Speaking in an exclusive chat with The Tide last Wednesday, Mrs. Chilaka also asserted that reviving the Junior Engineers, Technicians and scientists (JETS) club in Schools would boost raw material development in the country.

In her opinion, a curriculum development that would encourage young students in both secondary and primary schools to be innovative in the areas of science and arts would spur students to create new things, noting that, “by the time they finish their Senior Secondary Schools they would be thinking of developing something.”

The Rivers RMRDC Coordinator stressed that agriculture is the base for any raw materials development across the world and therefore tasked the state government to fund agriculture based industries like the Rison Palm and the Delta Rubber Company.

She said, “Since ever they revived Pabod Breweries you can see the kind of economic development in that sector.
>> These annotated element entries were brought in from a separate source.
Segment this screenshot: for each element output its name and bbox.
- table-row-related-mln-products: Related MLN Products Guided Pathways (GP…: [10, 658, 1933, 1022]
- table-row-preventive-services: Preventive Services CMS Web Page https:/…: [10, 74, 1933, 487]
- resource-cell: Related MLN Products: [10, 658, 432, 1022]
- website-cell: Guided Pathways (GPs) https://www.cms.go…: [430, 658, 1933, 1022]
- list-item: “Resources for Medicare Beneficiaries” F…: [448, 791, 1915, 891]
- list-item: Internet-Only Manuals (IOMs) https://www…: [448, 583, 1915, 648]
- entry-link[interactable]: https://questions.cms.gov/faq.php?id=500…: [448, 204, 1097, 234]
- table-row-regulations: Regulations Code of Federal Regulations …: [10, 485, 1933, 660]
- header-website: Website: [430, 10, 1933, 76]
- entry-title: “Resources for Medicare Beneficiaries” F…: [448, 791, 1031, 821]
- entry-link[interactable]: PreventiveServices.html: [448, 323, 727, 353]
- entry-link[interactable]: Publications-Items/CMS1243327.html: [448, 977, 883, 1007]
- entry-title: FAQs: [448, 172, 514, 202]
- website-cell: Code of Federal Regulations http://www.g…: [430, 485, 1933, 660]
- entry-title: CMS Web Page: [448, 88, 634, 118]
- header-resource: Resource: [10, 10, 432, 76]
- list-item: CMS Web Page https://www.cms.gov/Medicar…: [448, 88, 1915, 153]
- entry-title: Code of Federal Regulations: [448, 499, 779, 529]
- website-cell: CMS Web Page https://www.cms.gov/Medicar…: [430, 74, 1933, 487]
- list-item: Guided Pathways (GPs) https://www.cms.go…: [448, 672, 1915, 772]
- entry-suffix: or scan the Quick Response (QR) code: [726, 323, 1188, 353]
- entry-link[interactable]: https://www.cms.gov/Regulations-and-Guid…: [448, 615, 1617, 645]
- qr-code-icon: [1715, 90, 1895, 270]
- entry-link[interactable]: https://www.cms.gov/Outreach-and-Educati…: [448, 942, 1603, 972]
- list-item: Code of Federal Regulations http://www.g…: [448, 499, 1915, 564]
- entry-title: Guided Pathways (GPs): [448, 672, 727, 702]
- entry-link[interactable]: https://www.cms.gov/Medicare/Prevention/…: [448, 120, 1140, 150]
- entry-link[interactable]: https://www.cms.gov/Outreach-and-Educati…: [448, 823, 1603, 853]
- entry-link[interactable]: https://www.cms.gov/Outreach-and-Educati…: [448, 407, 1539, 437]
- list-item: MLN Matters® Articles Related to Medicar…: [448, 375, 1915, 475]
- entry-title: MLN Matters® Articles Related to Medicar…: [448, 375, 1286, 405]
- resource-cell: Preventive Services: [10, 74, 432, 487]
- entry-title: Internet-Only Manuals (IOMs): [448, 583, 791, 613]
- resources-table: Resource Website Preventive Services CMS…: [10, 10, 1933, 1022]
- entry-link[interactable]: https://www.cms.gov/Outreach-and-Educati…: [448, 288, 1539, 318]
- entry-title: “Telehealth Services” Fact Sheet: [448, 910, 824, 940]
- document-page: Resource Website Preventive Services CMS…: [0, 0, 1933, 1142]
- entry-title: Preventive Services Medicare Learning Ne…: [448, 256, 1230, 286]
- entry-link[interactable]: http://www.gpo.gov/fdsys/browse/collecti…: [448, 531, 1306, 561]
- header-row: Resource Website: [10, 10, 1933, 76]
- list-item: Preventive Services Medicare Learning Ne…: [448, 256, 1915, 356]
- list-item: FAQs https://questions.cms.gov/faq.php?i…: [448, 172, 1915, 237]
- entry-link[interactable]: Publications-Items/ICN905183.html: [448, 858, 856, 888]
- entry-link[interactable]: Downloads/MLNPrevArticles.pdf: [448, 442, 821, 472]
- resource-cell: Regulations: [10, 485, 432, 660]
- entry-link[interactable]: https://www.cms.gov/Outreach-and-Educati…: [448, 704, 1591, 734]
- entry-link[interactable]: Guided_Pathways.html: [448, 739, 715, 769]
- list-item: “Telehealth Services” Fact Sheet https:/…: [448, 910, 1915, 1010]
All these industries depend on raw materials and raw materials come from agro-based industries.”

Aside encouraging young students to be creative she submitted that the state government can kick-start raw materials development through economic clusters by identifying  special raw materials common in some parts of the state.

By identifying these raw materials in the rural areas she explained that government can provide machinery to support in the processing and packaging to boost local economy.

Mrs. Chilaka observed that the state was replete with lots of palm produce, cassava and fish which can be processed, packaged and marketed, as an alternative economic base and urged government to exploit them.